Sonja Griffin Evans was inspired to paint Freedom's Door which is based upon New Year's Eve of the Emancipation Proclamation. Written on the door, in the gullah dialect, are the thoughts of a person walking through the door for the very last time as a slave.
Gullah is a culture and language derived from the enslaved africans brought to the sea islands of South Carolina, Georgia and some parts of Florida in the 1800's. Being isolated on the islands they were able to maintain more of their African culture.
The person walking through Freedom's Door is walking into a new year, a new way of life and a new found freedom.

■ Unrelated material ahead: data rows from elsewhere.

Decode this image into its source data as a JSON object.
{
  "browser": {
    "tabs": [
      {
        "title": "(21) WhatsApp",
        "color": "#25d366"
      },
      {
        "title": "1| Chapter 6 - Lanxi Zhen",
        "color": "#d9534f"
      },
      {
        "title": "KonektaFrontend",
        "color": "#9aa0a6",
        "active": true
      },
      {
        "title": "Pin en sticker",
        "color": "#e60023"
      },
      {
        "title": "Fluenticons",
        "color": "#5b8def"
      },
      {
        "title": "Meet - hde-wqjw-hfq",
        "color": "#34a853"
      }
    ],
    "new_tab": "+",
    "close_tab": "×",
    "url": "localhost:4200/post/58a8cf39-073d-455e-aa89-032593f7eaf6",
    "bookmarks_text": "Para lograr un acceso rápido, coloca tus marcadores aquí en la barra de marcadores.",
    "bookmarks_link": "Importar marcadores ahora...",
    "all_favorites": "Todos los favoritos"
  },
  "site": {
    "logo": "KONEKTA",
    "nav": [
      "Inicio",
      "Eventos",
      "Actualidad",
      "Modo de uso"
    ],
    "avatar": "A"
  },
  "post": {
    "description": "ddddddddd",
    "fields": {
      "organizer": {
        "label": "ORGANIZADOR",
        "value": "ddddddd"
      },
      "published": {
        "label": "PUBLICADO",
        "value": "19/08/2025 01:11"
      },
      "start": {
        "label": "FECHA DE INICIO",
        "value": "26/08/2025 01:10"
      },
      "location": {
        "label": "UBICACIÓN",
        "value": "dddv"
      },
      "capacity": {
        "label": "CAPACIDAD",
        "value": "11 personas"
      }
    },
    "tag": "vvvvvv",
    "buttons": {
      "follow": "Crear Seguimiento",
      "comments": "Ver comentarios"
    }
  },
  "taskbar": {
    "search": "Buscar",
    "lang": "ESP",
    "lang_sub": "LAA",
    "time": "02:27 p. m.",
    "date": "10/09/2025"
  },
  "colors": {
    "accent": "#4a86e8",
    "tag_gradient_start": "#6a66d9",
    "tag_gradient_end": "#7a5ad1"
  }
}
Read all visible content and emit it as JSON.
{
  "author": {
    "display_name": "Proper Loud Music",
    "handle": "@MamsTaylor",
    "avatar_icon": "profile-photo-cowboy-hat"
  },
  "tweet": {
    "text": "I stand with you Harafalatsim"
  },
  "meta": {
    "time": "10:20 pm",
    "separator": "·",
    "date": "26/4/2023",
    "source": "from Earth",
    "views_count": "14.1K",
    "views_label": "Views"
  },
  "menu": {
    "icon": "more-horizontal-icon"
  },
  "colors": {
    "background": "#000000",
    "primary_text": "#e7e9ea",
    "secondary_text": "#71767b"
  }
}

Take your key; which is your ability to emancipate yourself from mental slavery and the renewing of your mind, Open your door; which is your willingness to take action by faith and Find your FREEDOM which is a God given right to all of humanity.
And know God opens doors no man can close and He who the son has set free is free indeed.
"The Back Door"
This piece was inspired by a quote from Dr. Carter G. Woodson.
Hopefully when you stand before it and read it, you start to self examine. Making sure that the many years of slavery and the mentality of inferiority, self enslavement and fear no longer exist.
It makes a person question in all aspects of their life, "Am I going through the back door (colored entrance) in my decisions?"
You are free. Free to not only walk through the front door of others physically and mentally, but free to build your own and walk through it as well.